En bref, considérer que le zombie est concevable signifie selon moi développer une intuition mystique ou métaphysique sur la nature de l'esprit, que l’on cherche ensuite à rationaliser sans prononcer les mots qui fâchent (dieu, âme, conscience immatérielle, dualisme esprit-matière). Pourquoi pas, je pars de l’intuition inverse : la clôture causale du réel (l’inexistence d’événements ou phénomènes sans cause physique) et l’inscription physique du mental. Selon la métaphore de l’explosion ci-dessus, on peut former une infinité de descriptions langagières d’une explosion et c’est ce que nous faisons habituellement de nos états mentaux. La littérature, le cinéma, l’art en général sont par exemple remplis d’observations et descriptions délicates sur toutes les nuances de l’état amoureux ; mais ces jeux de langage n’empêchent pas que l’état amoureux soit en dernier ressort un état physique (et chaque nuance une nuance physique), dont les effets seuls sont ainsi décrits.

2 commentaires:

Anonyme a dit…

Je n'ai jamais compris ce qu'était un zombie, il semble que cela soit un truc magique vaudou. Est-ce que cela existe ou pas, aucune idée. J'espère pas!
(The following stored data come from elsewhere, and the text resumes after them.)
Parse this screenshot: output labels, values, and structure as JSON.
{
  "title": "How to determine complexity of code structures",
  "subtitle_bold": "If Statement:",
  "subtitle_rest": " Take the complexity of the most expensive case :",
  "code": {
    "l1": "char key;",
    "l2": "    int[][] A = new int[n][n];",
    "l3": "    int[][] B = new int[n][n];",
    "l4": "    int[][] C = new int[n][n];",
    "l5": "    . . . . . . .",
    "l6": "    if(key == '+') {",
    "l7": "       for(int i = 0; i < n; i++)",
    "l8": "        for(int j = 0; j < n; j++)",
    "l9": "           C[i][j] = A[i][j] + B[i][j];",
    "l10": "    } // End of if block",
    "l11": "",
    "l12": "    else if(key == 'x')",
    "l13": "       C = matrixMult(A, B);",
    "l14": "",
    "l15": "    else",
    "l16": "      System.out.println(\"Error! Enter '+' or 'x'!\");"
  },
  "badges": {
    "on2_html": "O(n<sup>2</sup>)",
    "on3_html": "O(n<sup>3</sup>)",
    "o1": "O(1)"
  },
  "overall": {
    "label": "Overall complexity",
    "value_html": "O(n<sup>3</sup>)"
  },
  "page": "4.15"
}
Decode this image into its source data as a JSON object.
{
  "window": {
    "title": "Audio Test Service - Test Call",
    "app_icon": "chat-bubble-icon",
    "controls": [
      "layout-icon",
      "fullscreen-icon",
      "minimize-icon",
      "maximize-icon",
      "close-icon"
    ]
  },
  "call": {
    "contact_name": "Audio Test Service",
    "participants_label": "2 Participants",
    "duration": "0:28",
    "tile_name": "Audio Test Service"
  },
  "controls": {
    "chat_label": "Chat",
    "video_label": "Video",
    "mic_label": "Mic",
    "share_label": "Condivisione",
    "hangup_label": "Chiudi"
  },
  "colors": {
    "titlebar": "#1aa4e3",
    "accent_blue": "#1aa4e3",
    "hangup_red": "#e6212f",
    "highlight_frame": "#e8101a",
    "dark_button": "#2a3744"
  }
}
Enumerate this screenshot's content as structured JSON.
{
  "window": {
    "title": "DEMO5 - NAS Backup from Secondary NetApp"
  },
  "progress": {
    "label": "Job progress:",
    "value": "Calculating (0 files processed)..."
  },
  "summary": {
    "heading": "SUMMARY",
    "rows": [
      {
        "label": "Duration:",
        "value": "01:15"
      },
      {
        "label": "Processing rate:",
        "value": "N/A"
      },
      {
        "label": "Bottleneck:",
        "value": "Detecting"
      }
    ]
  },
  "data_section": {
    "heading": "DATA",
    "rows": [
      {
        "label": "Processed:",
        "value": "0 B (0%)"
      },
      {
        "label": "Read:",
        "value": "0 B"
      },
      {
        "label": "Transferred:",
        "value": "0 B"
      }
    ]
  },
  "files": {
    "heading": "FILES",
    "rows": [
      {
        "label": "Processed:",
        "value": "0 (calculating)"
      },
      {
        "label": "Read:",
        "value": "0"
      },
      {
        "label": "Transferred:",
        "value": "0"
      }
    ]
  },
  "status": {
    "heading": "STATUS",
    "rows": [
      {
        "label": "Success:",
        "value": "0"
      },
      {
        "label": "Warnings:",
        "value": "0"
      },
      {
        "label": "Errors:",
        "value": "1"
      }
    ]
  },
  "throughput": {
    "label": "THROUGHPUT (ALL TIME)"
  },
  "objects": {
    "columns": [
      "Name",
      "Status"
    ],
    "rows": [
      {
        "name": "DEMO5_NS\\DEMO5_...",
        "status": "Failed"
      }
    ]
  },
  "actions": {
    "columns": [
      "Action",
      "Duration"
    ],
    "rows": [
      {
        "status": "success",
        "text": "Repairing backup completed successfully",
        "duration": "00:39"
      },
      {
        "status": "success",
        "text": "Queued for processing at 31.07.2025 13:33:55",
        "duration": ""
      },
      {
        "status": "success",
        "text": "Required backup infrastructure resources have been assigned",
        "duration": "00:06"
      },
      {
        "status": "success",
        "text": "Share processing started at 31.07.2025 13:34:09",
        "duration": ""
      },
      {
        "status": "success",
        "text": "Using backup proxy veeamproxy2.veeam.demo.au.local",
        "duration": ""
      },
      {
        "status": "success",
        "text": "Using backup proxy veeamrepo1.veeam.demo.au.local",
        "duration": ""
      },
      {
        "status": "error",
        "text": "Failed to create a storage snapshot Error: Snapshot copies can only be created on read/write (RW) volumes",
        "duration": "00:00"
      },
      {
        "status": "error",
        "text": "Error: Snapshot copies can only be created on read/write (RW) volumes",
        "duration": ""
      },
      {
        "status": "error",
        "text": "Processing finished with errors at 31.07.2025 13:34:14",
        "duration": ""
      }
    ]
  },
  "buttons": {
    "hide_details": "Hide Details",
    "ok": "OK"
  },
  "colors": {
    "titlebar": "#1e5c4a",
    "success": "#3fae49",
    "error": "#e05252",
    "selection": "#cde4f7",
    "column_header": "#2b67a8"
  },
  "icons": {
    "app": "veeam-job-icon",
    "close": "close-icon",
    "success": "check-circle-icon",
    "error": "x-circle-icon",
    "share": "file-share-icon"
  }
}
Une amie voulait voir un fantôme, ils organisent des séminaires pour voir des fantômes, dans un château en Ecosse, pourquoi y a-t-il autant de fantômes dans les châteaux en Angleterre et en Ecosse, aucune idée. Bref, elle en a vu tellement, qu'à la fin, elle était complètement blasée. Une grand mère fantôme, est venue s'assoir sur son lit pendant la nuit, elle lui a répondu tranquillement, je suis désolée mais je suis trop fatiguée, à demain. Je peux vous donner l'adresse. Charles Muller dans un château envahi de fantômes, c'est un de mes grands fantasmes ésotérico post modernistes. A part cela, Edimbourg a tant de charme, et vous pouvez rapporter un beau cashmere pour pas cher.

Anonyme a dit…

Les zombis sont des victimes des houngans (prêtre vaudou) qui leur administreraient une drogue à base de tétrodotoxine, un poison puissant que l'on retrouve dans le tétraodon (poisson-ballon). Cette drogue serait administrée par contact avec la peau sous forme de poudre ou de liquide. En Haïti, on parle de « recevoir un coup poudre ». Elle donnerait à la victime toute l'apparence d'un mort par un arrêt complet apparent des fonctions vitales, tandis que le sujet resterait conscient et continuerait d'entendre ce qui se passe autour de lui.

Selon les sources[réf. nécessaire], le poison aurait un effet limité dans le temps ou pourrait être annulé avec un antidote. Le sorcier viendrait ainsi déterrer le corps de la victime et lui administrerait d'autres drogues hypnotiques, pour le réduire en esclavage.

Cette pratique, courante en Haïti et au Bénin, est interdite, mais elle perdure néanmoins, le vaudou étant une tradition ancestrale dans la culture de ces peuples[réf. nécessaire].

Des études ont été menées sur le sujet par le docteur Wade Davis de l'université de Harvard. Clairvius Narcisse est une victime de la « zombification » qui a pu témoigner.

Jusqu'au XIXe siècle planait la peur, dans les populations d'Europe centrale, d'un retour des morts ; c'est pourquoi lors de la veillée des morts, il était courant d'assommer le mort supposé si celui-ci se levait du lit de mort. Étant donné que les méthodes pour constater la mort étaient très incertaines, cette pratique était très fréquente[réf. nécessaire].